A Valedictory Testimony
Wiser than I
Richard B. “Andy” Anderson
March 1, 2003
A few weeks ago, just before Valerie and I mounted Amtrak and ended 44 years of Anderson presence in the Cambridge-area Kingdom, President Bowen kindly asked me to write a few parting words. He said something about wisdom, too. You’ll have to judge whether any of that comes through; I’ll try. Sorry this has been a while in coming: it’s been a particularly tough assignment.

To make it possible at all, let’s agree not to linger on what and whom we’re going to miss. After all this time, I hope it’s obvious how we treasure you and the associations we’ve enjoyed. Memory, however sweet, is an inadequate compensation for what we’re losing. This keyboard doesn’t like salt water; to spare it, I’ve got to take refuge in abstractions. And after several false starts, I keep coming back to the general content of my last two Sacrament meeting talks, in the Lynn Spanish Branch and the One True Arlington Ward. In each, I tried to share this message: please, dear friends, for your own joy, be wiser than I’ve been.

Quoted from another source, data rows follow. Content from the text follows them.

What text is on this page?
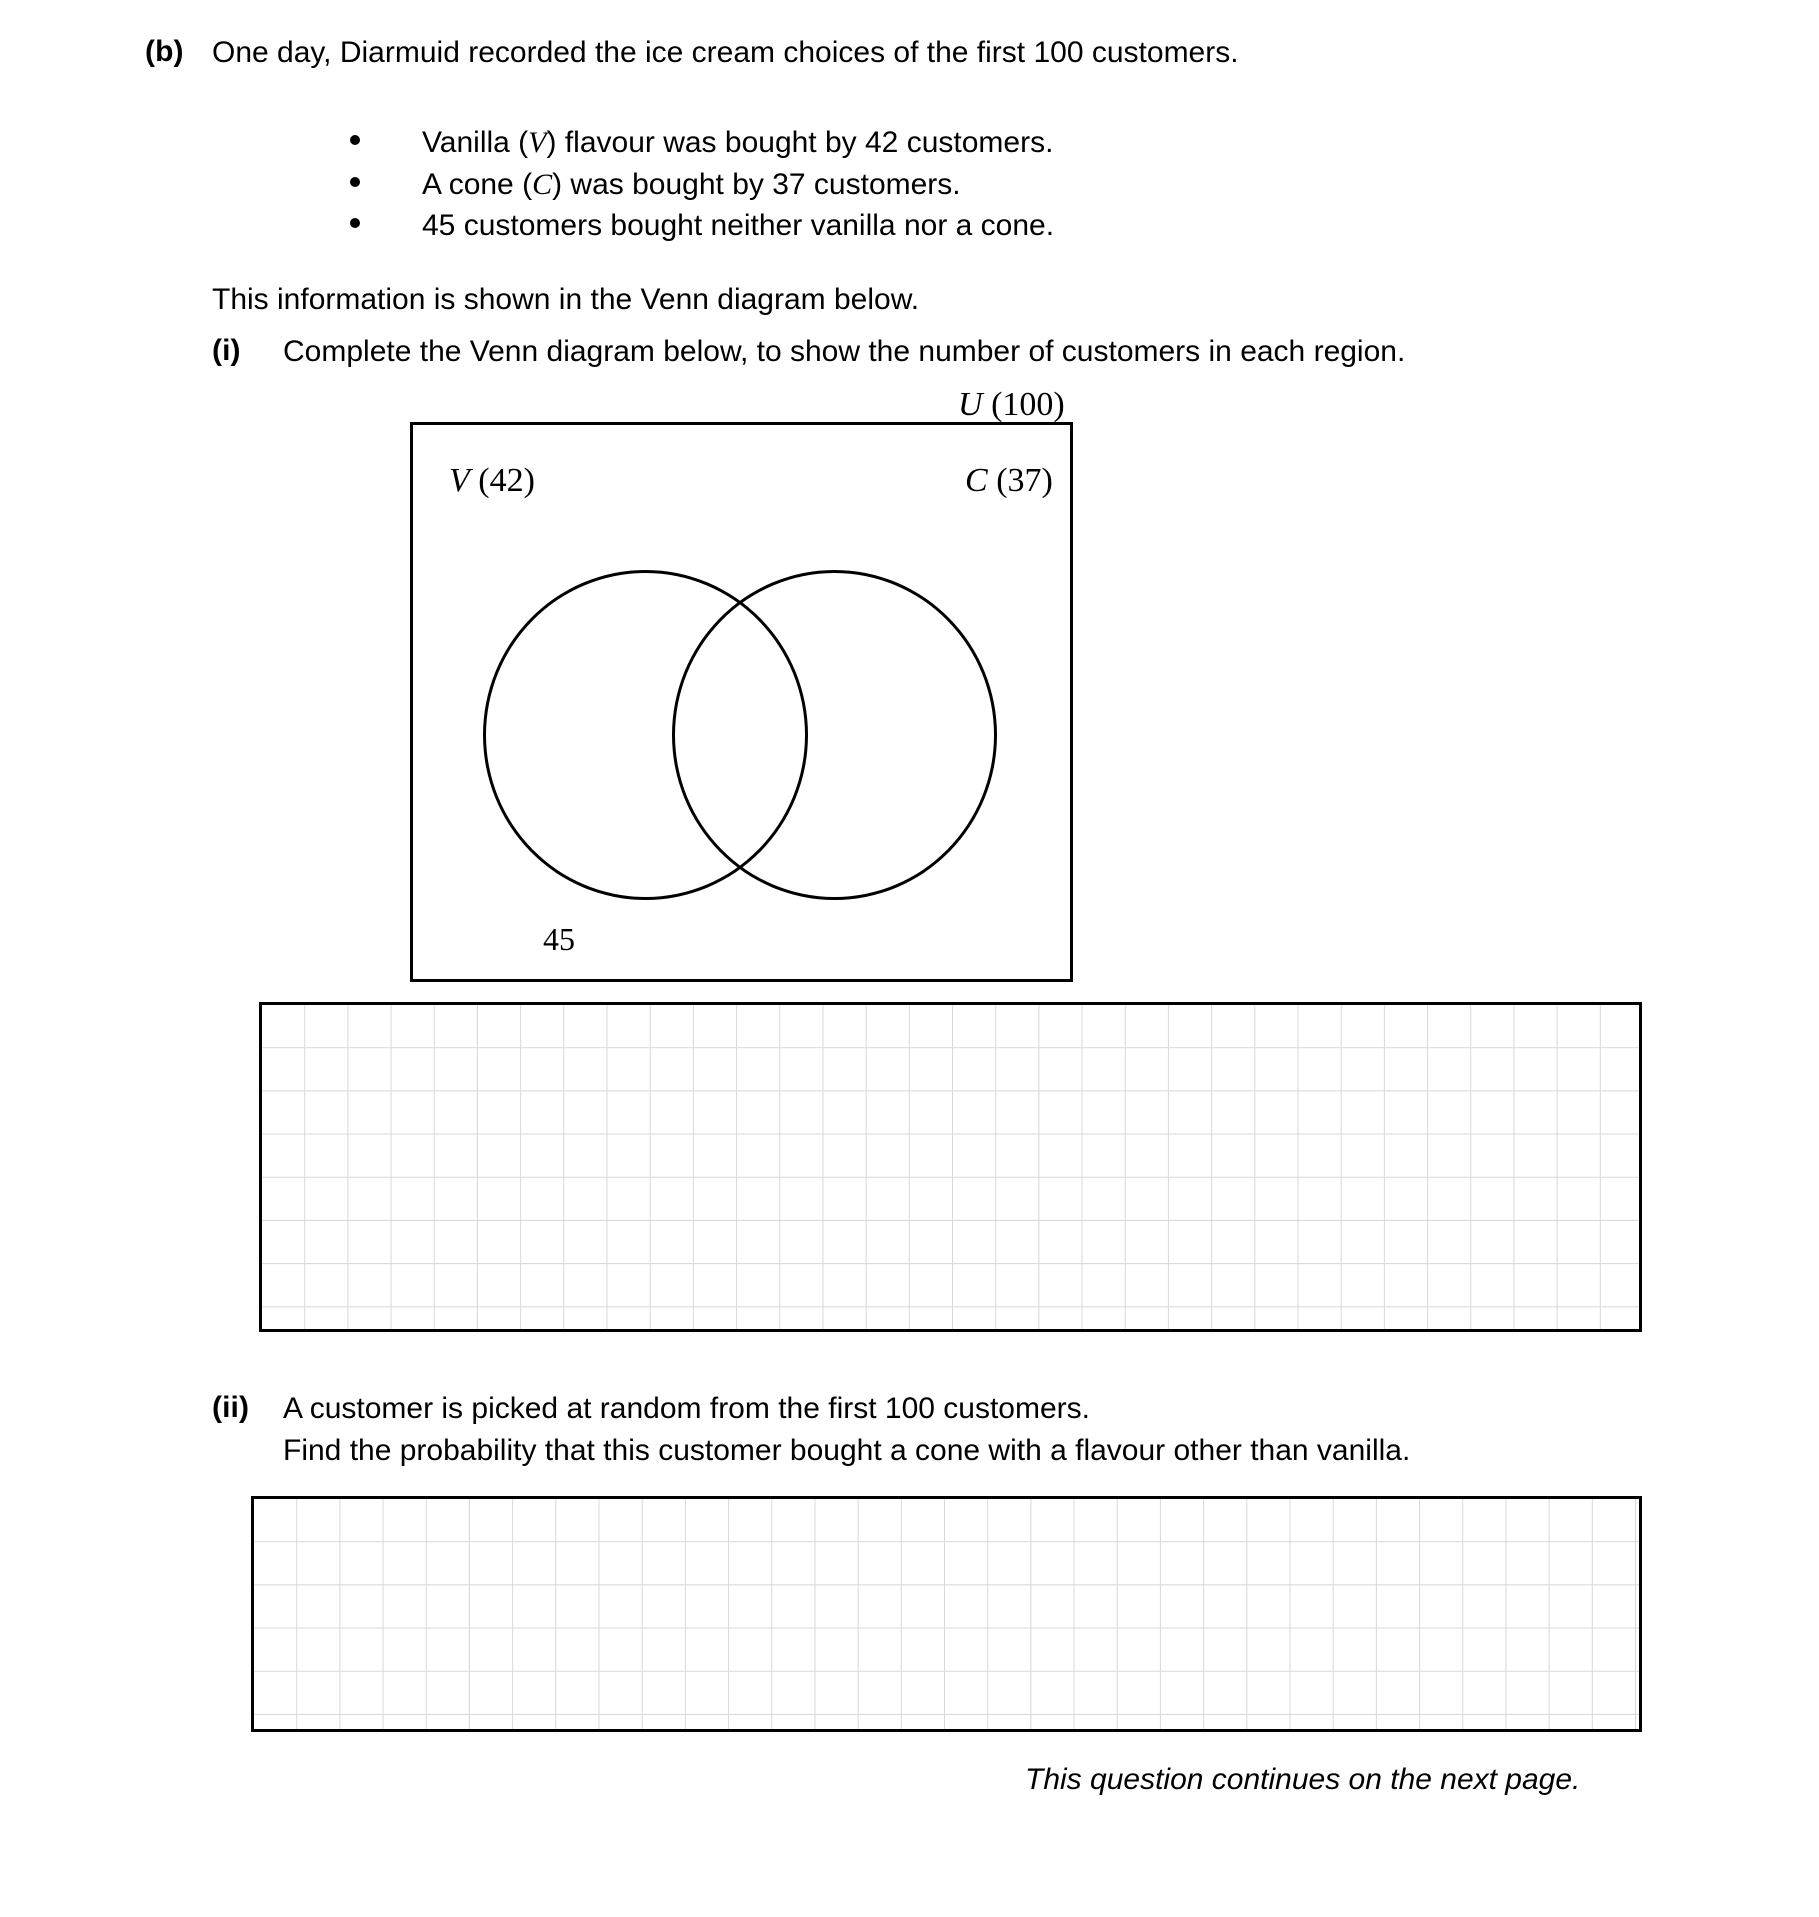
(b) One day, Diarmuid recorded the ice cream choices of the first 100 customers.
Vanilla (V) flavour was bought by 42 customers.
A cone (C) was bought by 37 customers.
45 customers bought neither vanilla nor a cone.
This information is shown in the Venn diagram below.
(i) Complete the Venn diagram below, to show the number of customers in each region.
U (100)
V (42)	C (37)
45
(ii) A customer is picked at random from the first 100 customers.
Find the probability that this customer bought a cone with a flavour other than vanilla.
This question continues on the next page.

As I’ve learned only recently, you really don’t have to wait until you’re sixty to know some basic things about the love of God and the practice of prayer. When smooth, young hands with chalk-free knuckles reach up to pluck the whitest fruit of the Tree of Life, the Lord doesn’t begrudge them their head start. I know kids in their teen years and even younger who already know and practice what I’m just learning. More Power to them. I’m grateful that He still lets my wrinkled, chalky hands take the Fruit, even though I’ve been so slow about grasping both it and the concept.

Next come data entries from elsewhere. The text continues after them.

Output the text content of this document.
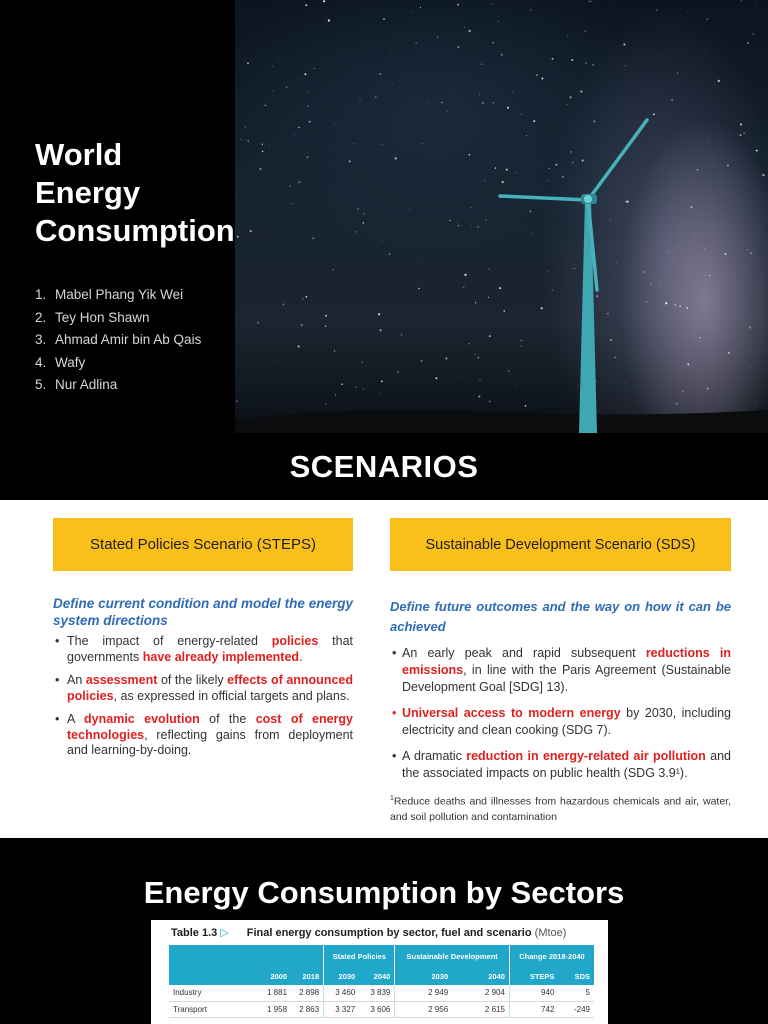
World
Energy
Consumption
1. Mabel Phang Yik Wei
2. Tey Hon Shawn
3. Ahmad Amir bin Ab Qais
4. Wafy
5. Nur Adlina
SCENARIOS
Stated Policies Scenario (STEPS)

Define current condition and model the energy system directions

• The impact of energy-related policies that governments have already implemented.
• An assessment of the likely effects of announced policies, as expressed in official targets and plans.
• A dynamic evolution of the cost of energy technologies, reflecting gains from deployment and learning-by-doing.
Sustainable Development Scenario (SDS)

Define future outcomes and the way on how it can be achieved

• An early peak and rapid subsequent reductions in emissions, in line with the Paris Agreement (Sustainable Development Goal [SDG] 13).
• Universal access to modern energy by 2030, including electricity and clean cooking (SDG 7).
• A dramatic reduction in energy-related air pollution and the associated impacts on public health (SDG 3.9¹).

$^1$Reduce deaths and illnesses from hazardous chemicals and air, water, and soil pollution and contamination

Energy Consumption by Sectors
Table 1.3 ▷ Final energy consumption by sector, fuel and scenario (Mtoe)
			Stated Policies		Sustainable Development		Change 2018-2040	
	2000	2018	2030	2040	2030	2040	STEPS	SDS
Industry	1 881	2 898	3 460	3 839	2 949	2 904	940	5
Transport	1 958	2 863	3 327	3 606	2 956	2 615	742	-249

I testify of a much broader principle than my witness of it. As you doubtless already know, in which case please rejoice with me, and buttress my testimony with yours. I’ve learned (ready for this?) that the Lord answers prayers. Oh, you knew that already? I thought I knew it, too. But it’s only in the past year or so that I’ve been startled to experience the Lord’s immediate, unmistakable response to my prayers.

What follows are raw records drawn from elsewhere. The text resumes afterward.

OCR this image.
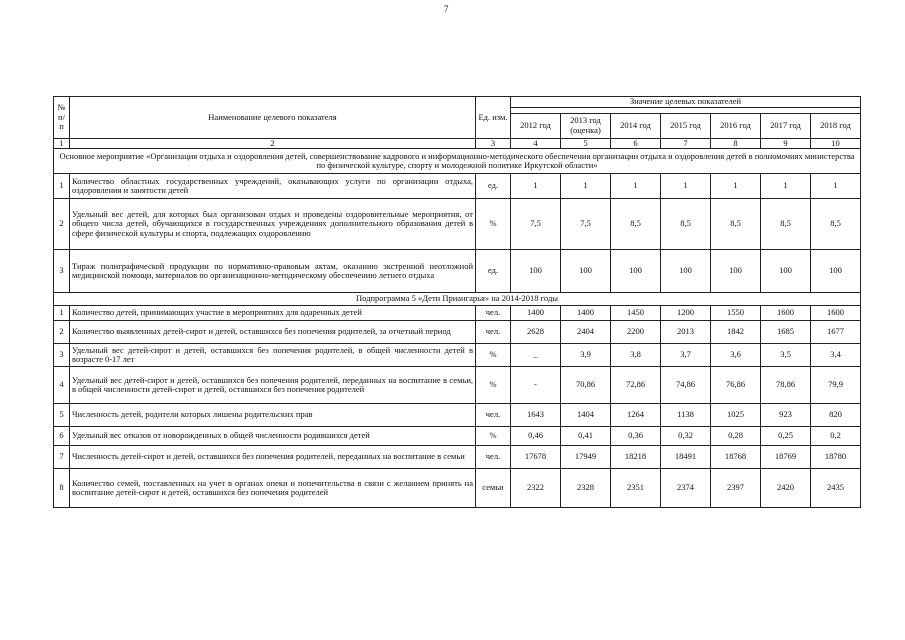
7
№ п/п	Наименование целевого показателя	Ед. изм.	Значение целевых показателей						

			2012 год	2013 год (оценка)	2014 год	2015 год	2016 год	2017 год	2018 год
1	2	3	4	5	6	7	8	9	10
Основное мероприятие «Организация отдыха и оздоровления детей, совершенствование кадрового и информационно-методического обеспечения организации отдыха и оздоровления детей в полномочиях министерства по физической культуре, спорту и молодежной политике Иркутской области»									
1	Количество областных государственных учреждений, оказывающих услуги по организации отдыха, оздоровления и занятости детей	ед.	1	1	1	1	1	1	1
2	Удельный вес детей, для которых был организован отдых и проведены оздоровительные мероприятия, от общего числа детей, обучающихся в государственных учреждениях дополнительного образования детей в сфере физической культуры и спорта, подлежащих оздоровлению	%	7,5	7,5	8,5	8,5	8,5	8,5	8,5
3	Тираж полиграфической продукции по нормативно-правовым актам, оказанию экстренной неотложной медицинской помощи, материалов по организационно-методическому обеспечению летнего отдыха	ед.	100	100	100	100	100	100	100
Подпрограмма 5 «Дети Приангарья» на 2014-2018 годы									
1	Количество детей, принимающих участие в мероприятиях для одаренных детей	чел.	1400	1400	1450	1200	1550	1600	1600
2	Количество выявленных детей-сирот и детей, оставшихся без попечения родителей, за отчетный период	чел.	2628	2404	2200	2013	1842	1685	1677
3	Удельный вес детей-сирот и детей, оставшихся без попечения родителей, в общей численности детей в возрасте 0-17 лет	%	_	3,9	3,8	3,7	3,6	3,5	3,4
4	Удельный вес детей-сирот и детей, оставшихся без попечения родителей, переданных на воспитание в семьи, в общей численности детей-сирот и детей, оставшихся без попечения родителей	%	-	70,86	72,86	74,86	76,86	78,86	79,9
5	Численность детей, родители которых лишены родительских прав	чел.	1643	1404	1264	1138	1025	923	820
6	Удельный вес отказов от новорожденных в общей численности родившихся детей	%	0,46	0,41	0,36	0,32	0,28	0,25	0,2
7	Численность детей-сирот и детей, оставшихся без попечения родителей, переданных на воспитание в семьи	чел.	17678	17949	18218	18491	18768	18769	18780
8	Количество семей, поставленных на учет в органах опеки и попечительства в связи с желанием принять на воспитание детей-сирот и детей, оставшихся без попечения родителей	семьи	2322	2328	2351	2374	2397	2420	2435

We like to prepare each other for the worst by citing all sorts of escape clauses for the Lord, as if He needed ways to weasel out of His promises. We say,
  • “Sometimes He says ‘no’.”
  • “Blessings come in disguise.”
  • “All in His good time.”
  • “The Lord is sorta like an unrighteous judge…”
…Whom we have to nag and importune and Who finally gives us what we ask, or something of the sort, just to get us off His back. There’s wisdom and truth in each of these formulas, of course. At times, and under some circumstances that we don’t necessarily know how to discern, our intercourse with our Father does seem to fit these descriptions. But in them lies also the danger that we’ll come to believe that it’s always so: that we get what we want from Him, if at all, only obscurely, tardily, and in ways that can make it hard to discern fundamental Love.